Oct. 7, 2003 — Despite a veto by Missouri Gov. Bob Holden, the state legislature barred public access to records showing who is licensed to carry a concealed gun.

The Sept. 11 override by the Republican-controlled legislature closed records of nearly 60,000 gun licensees, effective this Saturday, Oct. 11. In addition, the bill will allow Missouri citizens over the age of 21 to carry a concealed firearm after a background check and payment of an initial licensing fee of $100.

Holden, a Democrat, vetoed the bill in July, saying it violated the spirit of Missouri’s Sunshine Law.

“There is absolutely no defensible public policy that justifies keeping this information — which otherwise would be open pursuant to the state’s Sunshine Law — from the public and the press of this state,” Holden wrote in a letter to the legislature explaining his veto.

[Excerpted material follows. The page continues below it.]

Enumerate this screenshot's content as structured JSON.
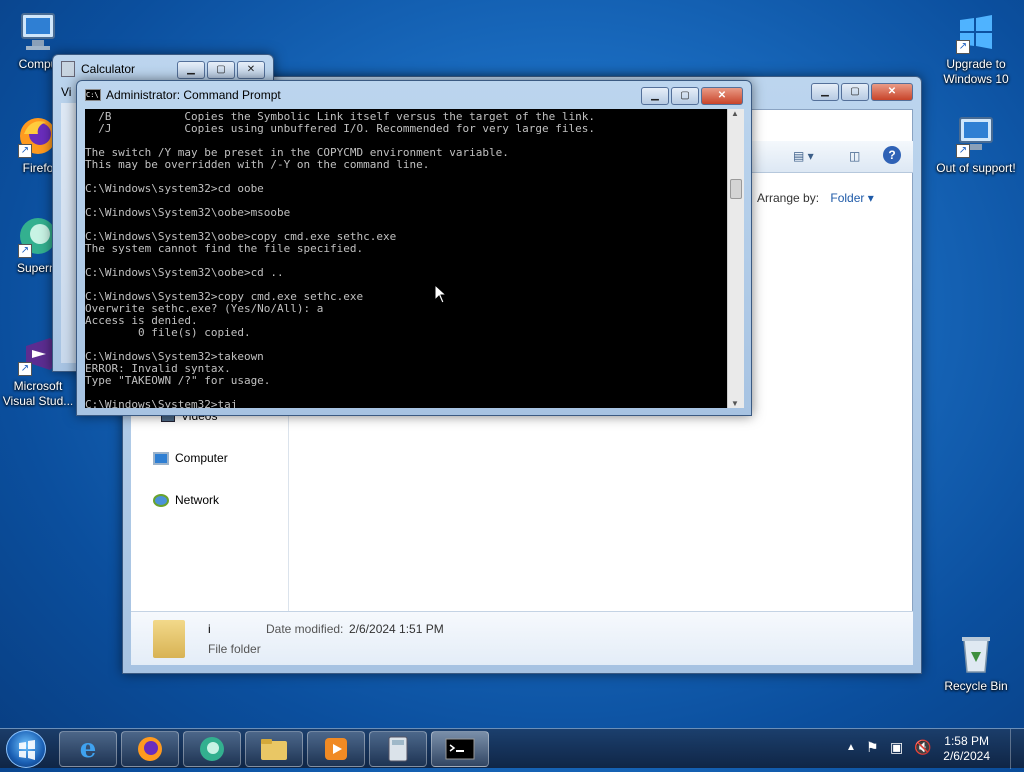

“Lists of this matter are always open unless there are good reasons given why they should be closed,” Jack Cardetti, spokesman for the governor, told News Media Update. “The governor feels that openness promotes a healthy democracy.”

According to Rep. Larry Crawford (R-Centertown), who sponsored the bill, eliminating public access to the records was necessary to protect conceal and carry permit holders “from being targeted by thieves, particularly in urban areas, that want firearms.”

It’s a rationale that carries some weight with gun rights activists.

Larry Pratt, executive director of the Gun Owners of America, said keeping the conceal and carry records open defeated the entire purpose of the permit.

“If a list has been published at the county courthouse,” said Pratt, “then he might as well wear his gun on his hip without anything over it.”

In response to the override, Holden announced Monday that he will use emergency administrative rules to prohibit concealed weapons in state-owned or operated buildings. The override includes a provision that would have allowed it, changing existing law.